Au milieu de mes efforts répétés et intenses, de mon énergique application à ramasser quelque vestige de cet état de néant apparent dans lequel avait glissé mon âme, il y a eu des moments où je rêvais que je réussissais; il y a eu de courts instants, de très-courts instants où j'ai conjuré des souvenirs que ma raison lucide, dans une époque postérieure, m'a affirmé ne pouvoir se rapporter qu'à cet état où la conscience paraît annihilée. Ces ombres de souvenirs me présentent, très-indistinctement, de grandes figures qui m'enlevaient, et silencieusement me transportaient en bas,—et encore en bas,—toujours plus bas,—jusqu'au moment où un vertige horrible m'oppressa à la simple idée de l'infini dans la descente. Elles me rappellent aussi je ne sais quelle vague horreur que j'éprouvais au cœur, en raison même du calme surnaturel de ce cœur. Puis vient le sentiment d'une immobilité soudaine dans tous les êtres environnants; comme si ceux qui me portaient,—un cortège de spectres!—avaient dépassé dans leur descente les limites de l'illimité, et s'étaient arrêtés, vaincus par l'infini ennui de leur besogne.
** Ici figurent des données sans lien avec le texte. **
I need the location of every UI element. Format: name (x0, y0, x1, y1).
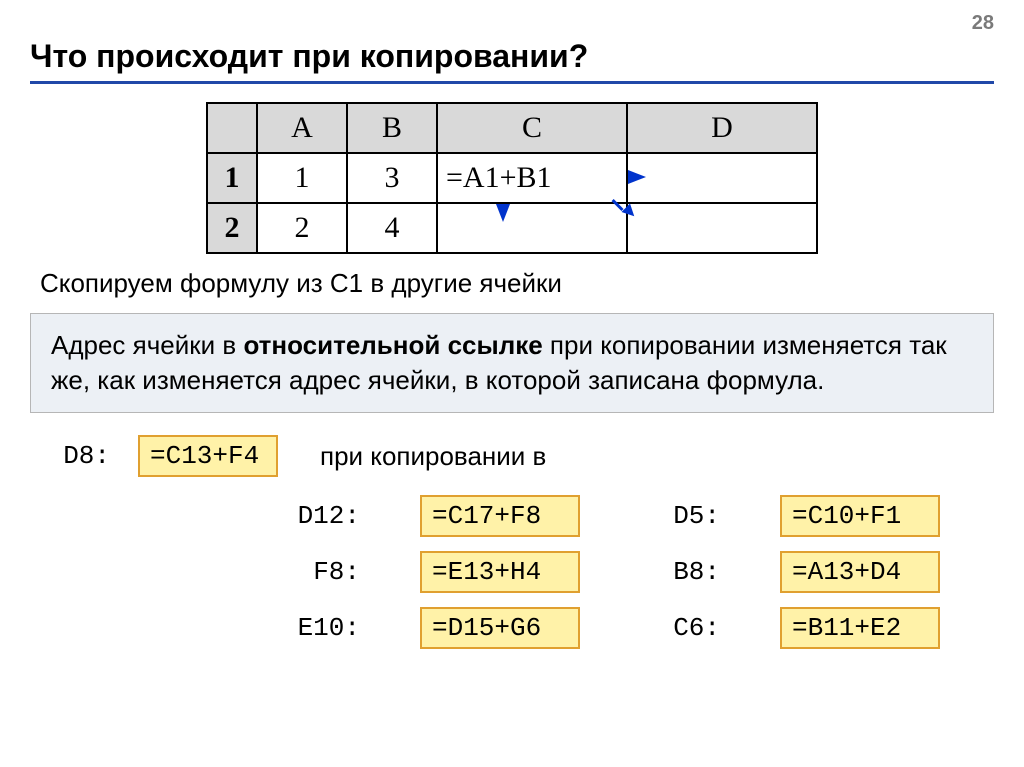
info-box: Адрес ячейки в относительной ссылке при … (30, 313, 994, 413)
col-header-c: C (437, 103, 627, 153)
caption-text: Скопируем формулу из С1 в другие ячейки (40, 268, 994, 299)
col-header-a: A (257, 103, 347, 153)
cell-d2 (627, 203, 817, 253)
col-header-b: B (347, 103, 437, 153)
arrow-down-icon (496, 204, 510, 222)
cell-a2: 2 (257, 203, 347, 253)
cell-b1: 3 (347, 153, 437, 203)
result-formula-0: =C17+F8 (420, 495, 580, 537)
arrow-right-icon (628, 170, 646, 184)
row-header-1: 1 (207, 153, 257, 203)
copy-text: при копировании в (320, 441, 546, 472)
result-formula-4: =D15+G6 (420, 607, 580, 649)
result-label-3: B8: (630, 557, 720, 587)
spreadsheet-table: A B C D 1 1 3 =A1+B1 2 2 4 (206, 102, 818, 254)
result-label-2: F8: (270, 557, 360, 587)
col-header-d: D (627, 103, 817, 153)
page-number: 28 (972, 12, 994, 35)
cell-c1: =A1+B1 (437, 153, 627, 203)
result-label-5: C6: (630, 613, 720, 643)
cell-a1: 1 (257, 153, 347, 203)
arrow-diagonal-icon (618, 198, 636, 216)
corner-cell (207, 103, 257, 153)
result-formula-3: =A13+D4 (780, 551, 940, 593)
cell-c2 (437, 203, 627, 253)
examples-section: D8: =C13+F4 при копировании в D12: =C17+… (30, 435, 994, 649)
cell-d1 (627, 153, 817, 203)
row-header-2: 2 (207, 203, 257, 253)
page-title: Что происходит при копировании? (30, 38, 994, 84)
info-bold: относительной ссылке (243, 330, 542, 360)
cell-b2: 4 (347, 203, 437, 253)
results-grid: D12: =C17+F8 D5: =C10+F1 F8: =E13+H4 B8:… (270, 495, 994, 649)
result-label-1: D5: (630, 501, 720, 531)
cell-c1-text: =A1+B1 (446, 161, 552, 194)
result-label-0: D12: (270, 501, 360, 531)
result-label-4: E10: (270, 613, 360, 643)
base-example: D8: =C13+F4 при копировании в (30, 435, 994, 477)
base-label: D8: (30, 441, 110, 471)
result-formula-1: =C10+F1 (780, 495, 940, 537)
base-formula: =C13+F4 (138, 435, 278, 477)
result-formula-2: =E13+H4 (420, 551, 580, 593)
result-formula-5: =B11+E2 (780, 607, 940, 649)
info-pre: Адрес ячейки в (51, 330, 243, 360)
Ensuite mon âme retrouve une sensation de fadeur et d'humidité; et puis tout n'est plus que folie,—la folie d'une mémoire qui s'agite dans l'abominable.

Très-soudainement revinrent dans mon âme son et mouvement,—le mouvement tumultueux du cœur, et dans mes oreilles le bruit de ses battements. Puis une pause dans laquelle tout disparaît. Puis, de nouveau, le son, le mouvement et le toucher,—comme une sensation vibrante pénétrant mon être. Puis, la simple conscience de mon existence, sans pensée,—situation qui dura longtemps. Puis, très-soudainement, la pensée, et une terreur frissonnante, et un ardent effort de comprendre au vrai mon état. Puis un vif désir de retomber dans l'insensibilité. Puis brusque renaissance de l'âme et tentative réussie de mouvement. Et alors le souvenir complet du procès, des draperies noires, de la sentence, de ma faiblesse, de mon évanouissement. Quant à tout ce qui suivit, l'oubli le plus complet; ce n'est que plus tard et par l'application la plus énergique que je suis parvenu à me le rappeler vaguement.